Cougars 35, Workington 6 - GARY MOORBY'S men clocked up a victory the whole Cougar club needed.

Although it was far from perfect it was packed with commitment, just what the coach had asked for, and they looked something back to their pre-slump best.

Town were just no match with the 'bite' in the Keighley pack knocking the stuffing out of them early in the game, allowing the home side to run up a 19-0 half time lead. Ian Sinfield led the way with a on tough performance, supported by Richard Merville and Mick Durham, who were clearly playing for their places off the bench.

Indeed Merville looked the answer to the side's difficulty in finding a quality second prop alongside Phil Stephenson. Scott Parkin shows signs of being a quality player, but he clearly still has a lot to learn and Danny Ekis has looked tired in recent weeks.

Merville looked the part. Fast, strong and good on defence he helped Phil Stephenson set up the platform for victory.

Another revelation was Matt Foster. He switched to full back for injured skipper James Rushforth and looked a class above everybody else on the pitch every time he touched the ball.

Dave foster continues to steadily improve and he opened the scoring in the third minute, sent over by Sinfield -- he's virtually impossible to stop from five metres out. Paul Ashton added a touchline conversion to make it 6-0.

Seven minutes later Cougars bagged their second when Ollie Wilkes was sent crashing through two tackles to make it 10-0 after a break by Stephenson.

Ashton looked to have sent Jason Ramshaw over only to be pulled back for an obvious forward pass. But the cougars didn't have to wait long for their third try, a great run by Matt Foster was halted just short of the Town line but he managed to slip the ball to Chris Wainwright who reached out to touch down.

The fourth try followed the same route as they exposed an obvious weakness on Town's right, this time Ramshaw sent Ricky Helliwell over untouched. Ashton failed to convert the last three tries, all from the left touchline, but he did add a drop goal on the stroke of half time to make it 19-0.
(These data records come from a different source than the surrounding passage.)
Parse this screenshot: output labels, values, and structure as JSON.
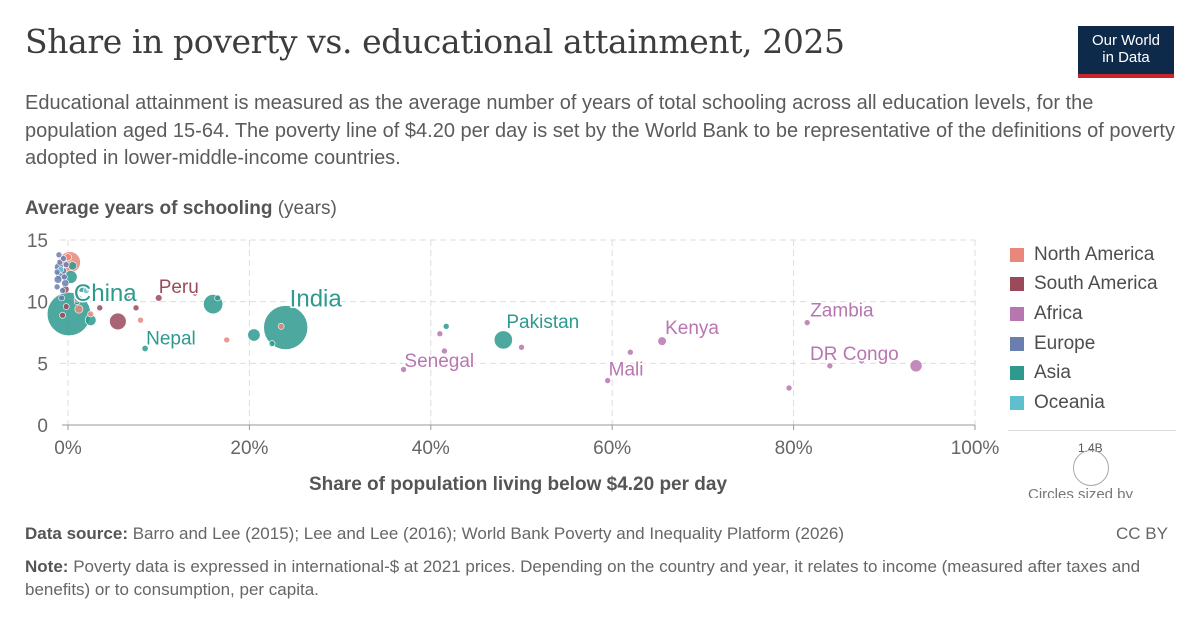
{
  "header": {
    "title": "Share in poverty vs. educational attainment, 2025",
    "logo_line1": "Our World",
    "logo_line2": "in Data",
    "subtitle": "Educational attainment is measured as the average number of years of total schooling across all education levels, for the population aged 15-64. The poverty line of $4.20 per day is set by the World Bank to be representative of the definitions of poverty adopted in lower-middle-income countries."
  },
  "chart_data": {
    "type": "scatter",
    "title": "Share in poverty vs. educational attainment, 2025",
    "xlabel": "Share of population living below $4.20 per day",
    "ylabel": "Average years of schooling",
    "ylabel_unit": "(years)",
    "xlim": [
      0,
      100
    ],
    "ylim": [
      0,
      15
    ],
    "x_ticks": [
      0,
      20,
      40,
      60,
      80,
      100
    ],
    "x_tick_labels": [
      "0%",
      "20%",
      "40%",
      "60%",
      "80%",
      "100%"
    ],
    "y_ticks": [
      0,
      5,
      10,
      15
    ],
    "y_tick_labels": [
      "0",
      "5",
      "10",
      "15"
    ],
    "grid": true,
    "legend_position": "right",
    "legend": [
      {
        "name": "North America",
        "color": "#e8877a"
      },
      {
        "name": "South America",
        "color": "#9a4a5a"
      },
      {
        "name": "Africa",
        "color": "#b876b0"
      },
      {
        "name": "Europe",
        "color": "#6b7fae"
      },
      {
        "name": "Asia",
        "color": "#2e9a8e"
      },
      {
        "name": "Oceania",
        "color": "#5ebfcf"
      }
    ],
    "size_legend_label": "1.4B",
    "size_legend_note": "Circles sized by",
    "labeled_points": [
      {
        "label": "China",
        "x": 0.1,
        "y": 9.0,
        "region": "Asia",
        "pop": 1410
      },
      {
        "label": "India",
        "x": 24.0,
        "y": 7.9,
        "region": "Asia",
        "pop": 1450
      },
      {
        "label": "Peru",
        "x": 10.0,
        "y": 10.3,
        "region": "South America",
        "pop": 34
      },
      {
        "label": "Nepal",
        "x": 8.5,
        "y": 6.2,
        "region": "Asia",
        "pop": 30
      },
      {
        "label": "Pakistan",
        "x": 48.0,
        "y": 6.9,
        "region": "Asia",
        "pop": 250
      },
      {
        "label": "Senegal",
        "x": 41.5,
        "y": 6.0,
        "region": "Africa",
        "pop": 18
      },
      {
        "label": "Kenya",
        "x": 65.5,
        "y": 6.8,
        "region": "Africa",
        "pop": 56
      },
      {
        "label": "Mali",
        "x": 59.5,
        "y": 3.6,
        "region": "Africa",
        "pop": 24
      },
      {
        "label": "Zambia",
        "x": 81.5,
        "y": 8.3,
        "region": "Africa",
        "pop": 21
      },
      {
        "label": "DR Congo",
        "x": 93.5,
        "y": 4.8,
        "region": "Africa",
        "pop": 110
      }
    ],
    "points": [
      {
        "x": -1.0,
        "y": 12.8,
        "region": "Europe",
        "pop": 60
      },
      {
        "x": -0.8,
        "y": 12.2,
        "region": "Europe",
        "pop": 80
      },
      {
        "x": -1.1,
        "y": 11.8,
        "region": "Europe",
        "pop": 45
      },
      {
        "x": -0.5,
        "y": 12.5,
        "region": "Europe",
        "pop": 30
      },
      {
        "x": -0.3,
        "y": 11.5,
        "region": "Europe",
        "pop": 40
      },
      {
        "x": -0.9,
        "y": 13.2,
        "region": "Europe",
        "pop": 10
      },
      {
        "x": -0.6,
        "y": 10.9,
        "region": "Europe",
        "pop": 20
      },
      {
        "x": -1.2,
        "y": 11.2,
        "region": "Europe",
        "pop": 10
      },
      {
        "x": -0.2,
        "y": 13.0,
        "region": "Europe",
        "pop": 10
      },
      {
        "x": -1.0,
        "y": 13.8,
        "region": "Europe",
        "pop": 5
      },
      {
        "x": -0.7,
        "y": 10.3,
        "region": "Europe",
        "pop": 8
      },
      {
        "x": -0.4,
        "y": 12.0,
        "region": "Europe",
        "pop": 15
      },
      {
        "x": -1.2,
        "y": 12.4,
        "region": "Europe",
        "pop": 6
      },
      {
        "x": -0.5,
        "y": 13.5,
        "region": "Europe",
        "pop": 4
      },
      {
        "x": 0.2,
        "y": 13.2,
        "region": "North America",
        "pop": 340
      },
      {
        "x": 0.0,
        "y": 13.6,
        "region": "North America",
        "pop": 40
      },
      {
        "x": 1.2,
        "y": 9.4,
        "region": "North America",
        "pop": 50
      },
      {
        "x": 2.5,
        "y": 9.0,
        "region": "North America",
        "pop": 10
      },
      {
        "x": 8.0,
        "y": 8.5,
        "region": "North America",
        "pop": 8
      },
      {
        "x": 17.5,
        "y": 6.9,
        "region": "North America",
        "pop": 10
      },
      {
        "x": 23.5,
        "y": 8.0,
        "region": "North America",
        "pop": 11
      },
      {
        "x": 6.5,
        "y": 10.4,
        "region": "North America",
        "pop": 5
      },
      {
        "x": 1.0,
        "y": 10.2,
        "region": "North America",
        "pop": 6
      },
      {
        "x": -0.3,
        "y": 11.0,
        "region": "South America",
        "pop": 45
      },
      {
        "x": -0.2,
        "y": 9.6,
        "region": "South America",
        "pop": 20
      },
      {
        "x": 5.5,
        "y": 8.4,
        "region": "South America",
        "pop": 210
      },
      {
        "x": 3.5,
        "y": 9.5,
        "region": "South America",
        "pop": 12
      },
      {
        "x": 7.5,
        "y": 9.5,
        "region": "South America",
        "pop": 18
      },
      {
        "x": 14.0,
        "y": 10.7,
        "region": "South America",
        "pop": 12
      },
      {
        "x": -0.6,
        "y": 8.9,
        "region": "South America",
        "pop": 7
      },
      {
        "x": 0.5,
        "y": 12.9,
        "region": "Asia",
        "pop": 52
      },
      {
        "x": 0.3,
        "y": 12.0,
        "region": "Asia",
        "pop": 125
      },
      {
        "x": 1.5,
        "y": 11.0,
        "region": "Asia",
        "pop": 20
      },
      {
        "x": 1.0,
        "y": 10.0,
        "region": "Asia",
        "pop": 15
      },
      {
        "x": 2.5,
        "y": 8.5,
        "region": "Asia",
        "pop": 90
      },
      {
        "x": 6.5,
        "y": 10.3,
        "region": "Asia",
        "pop": 10
      },
      {
        "x": 16.0,
        "y": 9.8,
        "region": "Asia",
        "pop": 280
      },
      {
        "x": 16.5,
        "y": 10.3,
        "region": "Asia",
        "pop": 6
      },
      {
        "x": 20.5,
        "y": 7.3,
        "region": "Asia",
        "pop": 115
      },
      {
        "x": 22.5,
        "y": 6.6,
        "region": "Asia",
        "pop": 8
      },
      {
        "x": 41.7,
        "y": 8.0,
        "region": "Asia",
        "pop": 8
      },
      {
        "x": -0.8,
        "y": 12.6,
        "region": "Oceania",
        "pop": 27
      },
      {
        "x": 2.0,
        "y": 10.9,
        "region": "Oceania",
        "pop": 5
      },
      {
        "x": 37.0,
        "y": 4.5,
        "region": "Africa",
        "pop": 18
      },
      {
        "x": 41.0,
        "y": 7.4,
        "region": "Africa",
        "pop": 12
      },
      {
        "x": 50.0,
        "y": 6.3,
        "region": "Africa",
        "pop": 20
      },
      {
        "x": 62.0,
        "y": 5.9,
        "region": "Africa",
        "pop": 14
      },
      {
        "x": 79.5,
        "y": 3.0,
        "region": "Africa",
        "pop": 18
      },
      {
        "x": 84.0,
        "y": 4.8,
        "region": "Africa",
        "pop": 20
      },
      {
        "x": 87.5,
        "y": 5.2,
        "region": "Africa",
        "pop": 5
      },
      {
        "x": 12.0,
        "y": 10.8,
        "region": "Africa",
        "pop": 5
      }
    ]
  },
  "footer": {
    "source_label": "Data source:",
    "source_text": "Barro and Lee (2015); Lee and Lee (2016); World Bank Poverty and Inequality Platform (2026)",
    "license": "CC BY",
    "note_label": "Note:",
    "note_text": "Poverty data is expressed in international-$ at 2021 prices. Depending on the country and year, it relates to income (measured after taxes and benefits) or to consumption, per capita."
  }
}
The start of the second half saw the Cougars slip back into old habits that cost them the game the previous week. Too often they chose the wrong option, their handling was poor and they were guilty of wasting good field position with three or four needless passes.

It wasn't until Adam Mitchell was introduced in the 55th minute that they regained their composure.
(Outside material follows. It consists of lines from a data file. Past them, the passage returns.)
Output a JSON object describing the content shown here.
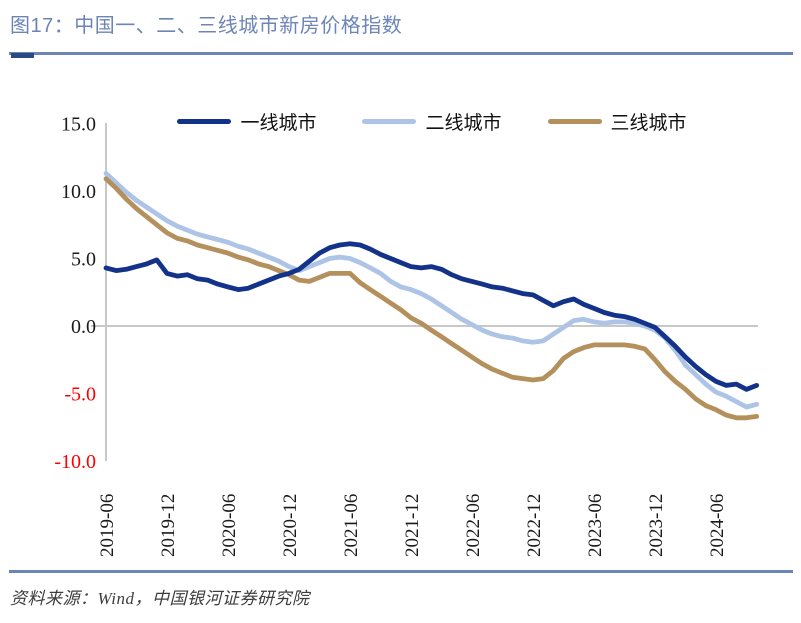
{
  "figure": {
    "title": "图17：中国一、二、三线城市新房价格指数"
  },
  "legend": {
    "items": [
      {
        "key": "tier1",
        "label": "一线城市"
      },
      {
        "key": "tier2",
        "label": "二线城市"
      },
      {
        "key": "tier3",
        "label": "三线城市"
      }
    ]
  },
  "footer": {
    "source": "资料来源：Wind，中国银河证券研究院"
  },
  "colors": {
    "accent_blue": "#6d84b7",
    "accent_dark": "#2a4a86",
    "axis_gray": "#c8c8c8",
    "tick_text": "#1a1a1a",
    "negative_red": "#ff0000"
  },
  "chart_data": {
    "type": "line",
    "title": "中国一、二、三线城市新房价格指数",
    "xlabel": "",
    "ylabel": "",
    "x_start": "2019-06",
    "x_end": "2024-10",
    "frequency": "monthly",
    "x_tick_labels": [
      "2019-06",
      "2019-12",
      "2020-06",
      "2020-12",
      "2021-06",
      "2021-12",
      "2022-06",
      "2022-12",
      "2023-06",
      "2023-12",
      "2024-06"
    ],
    "y_ticks": [
      15.0,
      10.0,
      5.0,
      0.0,
      -5.0,
      -10.0
    ],
    "ylim": [
      -10.0,
      15.0
    ],
    "grid": "zero-line-only",
    "legend_position": "top",
    "y_tick_negative_color": "#ff0000",
    "series": [
      {
        "name": "一线城市",
        "key": "tier1",
        "color": "#13328a",
        "values": [
          4.3,
          4.1,
          4.2,
          4.4,
          4.6,
          4.9,
          3.9,
          3.7,
          3.8,
          3.5,
          3.4,
          3.1,
          2.9,
          2.7,
          2.8,
          3.1,
          3.4,
          3.7,
          3.9,
          4.2,
          4.8,
          5.4,
          5.8,
          6.0,
          6.1,
          6.0,
          5.7,
          5.3,
          5.0,
          4.7,
          4.4,
          4.3,
          4.4,
          4.2,
          3.8,
          3.5,
          3.3,
          3.1,
          2.9,
          2.8,
          2.6,
          2.4,
          2.3,
          1.9,
          1.5,
          1.8,
          2.0,
          1.6,
          1.3,
          1.0,
          0.8,
          0.7,
          0.5,
          0.2,
          -0.1,
          -0.8,
          -1.5,
          -2.3,
          -3.0,
          -3.6,
          -4.1,
          -4.4,
          -4.3,
          -4.7,
          -4.4
        ]
      },
      {
        "name": "二线城市",
        "key": "tier2",
        "color": "#aec4e6",
        "values": [
          11.3,
          10.6,
          9.9,
          9.3,
          8.8,
          8.3,
          7.8,
          7.4,
          7.1,
          6.8,
          6.6,
          6.4,
          6.2,
          5.9,
          5.7,
          5.4,
          5.1,
          4.8,
          4.4,
          4.1,
          4.4,
          4.7,
          5.0,
          5.1,
          5.0,
          4.7,
          4.3,
          3.9,
          3.3,
          2.9,
          2.7,
          2.4,
          2.0,
          1.5,
          1.0,
          0.5,
          0.1,
          -0.3,
          -0.6,
          -0.8,
          -0.9,
          -1.1,
          -1.2,
          -1.1,
          -0.6,
          -0.1,
          0.4,
          0.5,
          0.3,
          0.2,
          0.3,
          0.3,
          0.2,
          0.0,
          -0.3,
          -0.9,
          -1.8,
          -2.9,
          -3.6,
          -4.3,
          -4.9,
          -5.2,
          -5.6,
          -6.0,
          -5.8
        ]
      },
      {
        "name": "三线城市",
        "key": "tier3",
        "color": "#b4915c",
        "values": [
          10.9,
          10.2,
          9.4,
          8.7,
          8.1,
          7.5,
          6.9,
          6.5,
          6.3,
          6.0,
          5.8,
          5.6,
          5.4,
          5.1,
          4.9,
          4.6,
          4.4,
          4.1,
          3.8,
          3.4,
          3.3,
          3.6,
          3.9,
          3.9,
          3.9,
          3.2,
          2.7,
          2.2,
          1.7,
          1.2,
          0.6,
          0.2,
          -0.3,
          -0.8,
          -1.3,
          -1.8,
          -2.3,
          -2.8,
          -3.2,
          -3.5,
          -3.8,
          -3.9,
          -4.0,
          -3.9,
          -3.3,
          -2.4,
          -1.9,
          -1.6,
          -1.4,
          -1.4,
          -1.4,
          -1.4,
          -1.5,
          -1.7,
          -2.5,
          -3.4,
          -4.1,
          -4.7,
          -5.4,
          -5.9,
          -6.2,
          -6.6,
          -6.8,
          -6.8,
          -6.7
        ]
      }
    ]
  }
}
He looked to have put Wilkes over for his second, only for him to be called back for a dubious forward pass.

Minutes later, on the hour, he put a diagonal kick through the Town defence, followed up to touch down, converted and at 25-0 the game was in the bag.

Matt Foster stole the show in the last 10 minutes. He raced onto a Matty Firth pass before putting Sinfield over for the sixth try, then deep in injury time he raced round the flagging town defence to seal a man of the match performance and complete the scoring, Mitchell failing to add his third conversion.

Town came to Cougar Park bearing gifts, they were their own worst enemy, shocking in execution and ill-disciplined. They conceded 15 penalties to make life very difficult for themselves. They also lost two men to the sin bin, Neil Alexander on the half hour and Anthony Murray in injury time. It was from that second sin-binning that Foster completed the scoring.

The Cumbrian side did get one try with Gareth Dean going over out wide in the 64th minute, Alexander converting, but it was probably more than they deserved.

The Cougars must not expect Barrow to be quite as generous on Sunday when they will have to be back to their best.